Marketing Lessons From American Idol


Screen shot 2010 05 26 at 4.11.20 PM 300x225 Marketing Lessons From American Idol

The world's biggest focus group

As American Idol winds down its season tonight and bids adieu to its most formidable long-running participant, this is a great opportunity to put the spotlight on the show and what it can teach us about social media. AI actually predates what we’ve come to think of as social media by several years, but its overwhelming success is founded on many of the same principles that govern brand marketers every day.

Every week the viewers of American Idol comprise the world’s largest product development focus group. While it’s easy to focus on it as a Survivor-style game show, it can easily be forgotten that AI’s real purpose each season is to discover and groom a new pop artist for the show’s owner, which just happens to be an entertainment conglomerate. Sure, the judges will try to guide audience response, but AI fans can name numerous occasions when the vote didn’t go the way the judges wanted.

The audience’s buy-in is another peculiar element of the show.  By encouraging participation, the audience has an emotional stake in the winning product before it even launches. What marketer wouldn’t love that?  The product (in the form of a pop singer’s debut album) arrives mere months after the show’s finale with little risk to the record company, certainly compared to sending out A&R people meant to guess what The Next Big Thing might be.

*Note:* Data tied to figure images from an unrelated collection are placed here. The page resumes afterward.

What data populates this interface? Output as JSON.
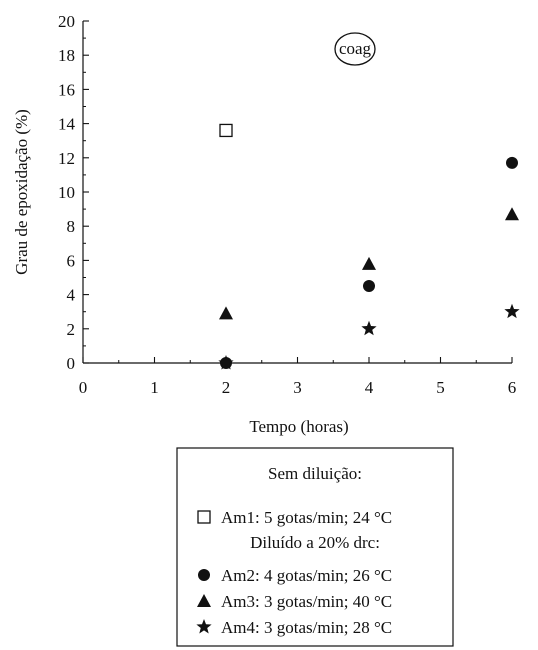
{
  "chart_data": {
    "type": "scatter",
    "xlabel": "Tempo (horas)",
    "ylabel": "Grau de epoxidação (%)",
    "xlim": [
      0,
      6
    ],
    "ylim": [
      0,
      20
    ],
    "xticks": [
      0,
      1,
      2,
      3,
      4,
      5,
      6
    ],
    "yticks": [
      0,
      2,
      4,
      6,
      8,
      10,
      12,
      14,
      16,
      18,
      20
    ],
    "grid": false,
    "legend_position": "bottom",
    "annotation": "coag",
    "legend": {
      "header_1": "Sem diluição:",
      "header_2": "Diluído a 20% drc:"
    },
    "series": [
      {
        "name": "Am1: 5 gotas/min; 24 °C",
        "marker": "open-square",
        "points": [
          {
            "x": 2,
            "y": 13.6
          }
        ]
      },
      {
        "name": "Am2: 4 gotas/min; 26 °C",
        "marker": "filled-circle",
        "points": [
          {
            "x": 2,
            "y": 0
          },
          {
            "x": 4,
            "y": 4.5
          },
          {
            "x": 6,
            "y": 11.7
          }
        ]
      },
      {
        "name": "Am3: 3 gotas/min; 40 °C",
        "marker": "filled-triangle",
        "points": [
          {
            "x": 2,
            "y": 2.9
          },
          {
            "x": 4,
            "y": 5.8
          },
          {
            "x": 6,
            "y": 8.7
          }
        ]
      },
      {
        "name": "Am4: 3 gotas/min; 28 °C",
        "marker": "filled-star",
        "points": [
          {
            "x": 2,
            "y": 0
          },
          {
            "x": 4,
            "y": 2.0
          },
          {
            "x": 6,
            "y": 3.0
          }
        ]
      }
    ]
  }
}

There are also inherent danger in letting the audience take control.  For me, the most frustrating aspect of reality competition shows is the lack of clear rules to the game.  Without standards or ideals to apply, the audience – and sometimes the judges – can become confused over what exactly they are judging, especially for something as qualitative as ‘pop stardom quotient.’

The result can be a mess: sometimes ingenius in its preferences (Kelly Clarkson, Carrie Underwood), other times selecting dud winners that offered only short-term satisfaction (Ruben Studdard, Taylor Hicks).  It’s the noisy American polity celebrated by DeToqueville writ large.

That’s appropriate for something called American Idol.  Is it right for your product?